Un bloguero político en el corazón de una familia comprometida
Si en 2011 fue uno de los íconos del movimiento que se opone al poder egipcio, no es por casualidad. Desde hace varios años, alimenta junto a su ex pareja un blog en el que critica regularmente al régimen y aboga por los derechos humanos y el periodismo ciudadano. Este proyecto había sido, en 2005, laureado por Reporteros Sin Fronteras como el mejor blog.
El compromiso de este informático no surge de la nada. La oposición al régimen corre por sus venas. Su padre, Ahmed Seif Al-Islam, fallecido en 2014, fue abogado y militante comunista, precursor del movimiento de derechos humanos en Egipto. Pocos meses antes de su muerte, cuando su hijo había sido arrestado, el hombre tomó la palabra públicamente para dirigirse a su hijo: « Quería que heredaras una sociedad democrática que garantizara tus derechos, hijo mío. Pero en lugar de eso te lego una celda de prisión, la misma que me encerró y que ahora te encierra a ti ».
Su madre, Laila Soueif, matemática de formación y ex profesora en la Universidad de El Cairo, es también una histórica militante. Comprometida con los derechos de las mujeres y los derechos humanos, ha estado luchando durante varios años desde Londres por la liberación de su hijo. A mediados de julio, finalizó una huelga de hambre de casi diez meses con la esperanza de que el gobierno británico presionara a Egipto. Con éxito: en una carta, el Primer Ministro británico Keir Starmer le comunicó que había tenido conversaciones con el presidente Sissi al respecto.
Su tía, una escritora comprometida, completa este panorama familiar. Sus dos hermanas, Sanaa y Mona, también se han convertido en voces de la oposición al régimen de Sissi, destacándose en las protestas por la incarceración de su hermano.
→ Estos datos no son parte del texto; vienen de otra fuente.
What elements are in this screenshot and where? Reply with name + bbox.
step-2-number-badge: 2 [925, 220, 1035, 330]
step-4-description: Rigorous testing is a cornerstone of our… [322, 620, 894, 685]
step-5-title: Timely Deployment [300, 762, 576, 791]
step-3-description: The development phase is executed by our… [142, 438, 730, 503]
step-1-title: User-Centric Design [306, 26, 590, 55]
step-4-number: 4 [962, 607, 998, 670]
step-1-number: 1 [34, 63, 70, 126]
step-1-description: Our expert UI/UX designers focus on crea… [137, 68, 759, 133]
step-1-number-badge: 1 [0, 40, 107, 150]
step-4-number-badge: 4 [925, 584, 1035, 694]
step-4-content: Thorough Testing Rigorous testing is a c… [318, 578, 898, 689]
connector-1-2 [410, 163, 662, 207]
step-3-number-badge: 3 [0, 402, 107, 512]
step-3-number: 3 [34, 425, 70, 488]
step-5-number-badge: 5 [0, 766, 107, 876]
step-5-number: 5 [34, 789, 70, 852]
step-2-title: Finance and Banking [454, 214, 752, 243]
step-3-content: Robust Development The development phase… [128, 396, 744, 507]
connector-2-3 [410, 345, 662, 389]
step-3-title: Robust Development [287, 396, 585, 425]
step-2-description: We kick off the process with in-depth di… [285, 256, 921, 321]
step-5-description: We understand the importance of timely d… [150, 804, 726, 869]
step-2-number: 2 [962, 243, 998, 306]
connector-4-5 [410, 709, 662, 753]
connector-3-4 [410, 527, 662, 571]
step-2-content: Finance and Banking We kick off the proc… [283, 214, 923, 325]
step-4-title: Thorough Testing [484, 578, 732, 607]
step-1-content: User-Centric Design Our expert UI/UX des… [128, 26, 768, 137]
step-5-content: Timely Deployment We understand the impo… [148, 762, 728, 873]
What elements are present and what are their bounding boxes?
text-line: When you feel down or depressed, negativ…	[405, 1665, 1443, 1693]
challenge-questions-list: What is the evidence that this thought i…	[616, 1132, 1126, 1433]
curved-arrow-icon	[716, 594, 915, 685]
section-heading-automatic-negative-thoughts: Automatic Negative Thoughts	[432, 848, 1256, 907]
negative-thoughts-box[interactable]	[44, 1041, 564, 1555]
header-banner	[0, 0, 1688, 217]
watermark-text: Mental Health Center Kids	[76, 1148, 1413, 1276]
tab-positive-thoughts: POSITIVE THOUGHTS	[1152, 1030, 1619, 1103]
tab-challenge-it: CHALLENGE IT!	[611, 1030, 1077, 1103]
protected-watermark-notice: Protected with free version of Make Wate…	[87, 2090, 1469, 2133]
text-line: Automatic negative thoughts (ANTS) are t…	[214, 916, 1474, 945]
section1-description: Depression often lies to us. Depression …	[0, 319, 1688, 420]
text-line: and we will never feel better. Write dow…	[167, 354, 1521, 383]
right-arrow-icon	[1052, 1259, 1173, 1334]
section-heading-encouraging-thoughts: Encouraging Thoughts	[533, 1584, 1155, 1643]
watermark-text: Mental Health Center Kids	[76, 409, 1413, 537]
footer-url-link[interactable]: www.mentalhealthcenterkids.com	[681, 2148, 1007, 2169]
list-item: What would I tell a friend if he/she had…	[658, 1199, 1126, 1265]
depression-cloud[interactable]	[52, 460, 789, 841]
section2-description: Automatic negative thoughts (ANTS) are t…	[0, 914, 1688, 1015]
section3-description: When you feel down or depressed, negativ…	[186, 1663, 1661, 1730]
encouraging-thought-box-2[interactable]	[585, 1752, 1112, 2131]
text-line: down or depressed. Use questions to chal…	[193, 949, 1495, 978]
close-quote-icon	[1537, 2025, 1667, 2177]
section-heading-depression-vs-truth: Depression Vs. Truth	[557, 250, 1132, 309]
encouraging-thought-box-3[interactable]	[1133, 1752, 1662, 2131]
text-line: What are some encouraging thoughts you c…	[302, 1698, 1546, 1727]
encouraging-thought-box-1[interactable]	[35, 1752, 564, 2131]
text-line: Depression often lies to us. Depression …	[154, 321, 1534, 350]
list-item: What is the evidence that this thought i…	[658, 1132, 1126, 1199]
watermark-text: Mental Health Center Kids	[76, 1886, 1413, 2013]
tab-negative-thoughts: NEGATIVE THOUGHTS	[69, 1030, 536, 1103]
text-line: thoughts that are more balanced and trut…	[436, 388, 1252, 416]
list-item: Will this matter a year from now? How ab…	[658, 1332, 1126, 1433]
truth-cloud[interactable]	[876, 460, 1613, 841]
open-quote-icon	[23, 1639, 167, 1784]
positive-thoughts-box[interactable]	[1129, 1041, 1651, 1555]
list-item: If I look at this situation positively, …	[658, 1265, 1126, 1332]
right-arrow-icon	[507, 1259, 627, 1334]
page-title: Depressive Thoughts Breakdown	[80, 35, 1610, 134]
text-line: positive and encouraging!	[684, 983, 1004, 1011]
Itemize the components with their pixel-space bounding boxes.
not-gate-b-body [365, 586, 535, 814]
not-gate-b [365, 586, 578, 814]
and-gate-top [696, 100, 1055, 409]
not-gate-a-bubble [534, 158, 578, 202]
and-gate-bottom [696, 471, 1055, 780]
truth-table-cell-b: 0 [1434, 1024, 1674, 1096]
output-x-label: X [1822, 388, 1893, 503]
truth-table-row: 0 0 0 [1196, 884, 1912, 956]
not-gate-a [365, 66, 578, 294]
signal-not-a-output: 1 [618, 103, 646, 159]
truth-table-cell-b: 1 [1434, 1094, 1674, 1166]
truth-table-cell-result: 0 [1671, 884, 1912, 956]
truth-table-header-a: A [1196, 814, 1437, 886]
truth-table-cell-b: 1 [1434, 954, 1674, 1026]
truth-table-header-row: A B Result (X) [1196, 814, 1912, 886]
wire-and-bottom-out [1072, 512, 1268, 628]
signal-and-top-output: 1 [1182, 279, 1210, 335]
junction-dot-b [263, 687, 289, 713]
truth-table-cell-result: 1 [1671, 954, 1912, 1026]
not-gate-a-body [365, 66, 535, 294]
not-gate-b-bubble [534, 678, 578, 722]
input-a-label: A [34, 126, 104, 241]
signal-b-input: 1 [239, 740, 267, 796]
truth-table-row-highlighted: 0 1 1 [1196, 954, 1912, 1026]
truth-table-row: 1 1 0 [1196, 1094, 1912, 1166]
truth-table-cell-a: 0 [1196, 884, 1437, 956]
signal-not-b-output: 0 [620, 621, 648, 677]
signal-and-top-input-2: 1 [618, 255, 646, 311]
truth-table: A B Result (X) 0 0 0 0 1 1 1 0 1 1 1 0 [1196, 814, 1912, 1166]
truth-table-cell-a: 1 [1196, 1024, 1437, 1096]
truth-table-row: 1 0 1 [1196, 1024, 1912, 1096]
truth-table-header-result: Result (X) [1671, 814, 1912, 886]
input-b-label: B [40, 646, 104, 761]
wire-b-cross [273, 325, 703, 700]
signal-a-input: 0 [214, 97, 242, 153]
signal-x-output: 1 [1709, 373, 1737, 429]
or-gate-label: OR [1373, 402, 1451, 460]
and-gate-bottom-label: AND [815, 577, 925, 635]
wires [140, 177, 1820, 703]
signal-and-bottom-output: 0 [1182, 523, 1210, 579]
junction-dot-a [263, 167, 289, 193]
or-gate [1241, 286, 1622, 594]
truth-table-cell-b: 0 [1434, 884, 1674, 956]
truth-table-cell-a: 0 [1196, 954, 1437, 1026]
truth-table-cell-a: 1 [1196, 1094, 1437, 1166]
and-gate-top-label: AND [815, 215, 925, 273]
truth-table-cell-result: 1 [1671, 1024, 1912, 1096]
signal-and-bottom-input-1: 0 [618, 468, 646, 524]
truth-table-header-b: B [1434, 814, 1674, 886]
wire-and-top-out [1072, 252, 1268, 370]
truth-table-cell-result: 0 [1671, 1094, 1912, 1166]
Condiciones de encarcelamiento y condenas sucesivas
La lista de las arrestos y condenas de este activista es particularmente extensa. 2006, 2011, 2013, 2017, 2019… Durante veinte años, Alaa Abdel-Fattah ha pasado con frecuencia noches tras las rejas. Liberado bajo condiciones en 2019, pasa varios meses en libertad durante el día pero durmiendo en la comisaría por la noche. Arrestado en septiembre de 2019, sufre lesiones a manos de los guardias de la prisión, según informes de Amnistía Internacional. Excepto por una visita mensual, no tiene permiso para salir de su celda.
En mayo, un grupo de expertos de la ONU calificó su detención como arbitraria y pidió su liberación inmediata. En julio, la justicia ordenó su retiro de la lista de personas acusadas de terrorismo. En su decisión, la corte penal de El Cairo concluyó que los servicios de seguridad ya no tenían elementos que establecieran un vínculo entre Abdel-Fattah y las actividades de los Hermanos Musulmanes, una organización prohibida en el país.
A lo largo de su trayectoria, Alaa Abdel-Fattah se ha convertido en un símbolo de lucha por la libertad de expresión y los derechos humanos en Egipto. Su historia es un reflejo de la resistencia de aquellos que se atreven a desafiar al poder y buscar una sociedad más justa y democrática. Las emociones de su familia y su comunidad resaltan la urgente necesidad de un cambio en el contexto político egipcio, y su liberación se percibe no solo como un triunfo personal, sino como una esperanza renovada para muchos otros que luchan en condiciones similares.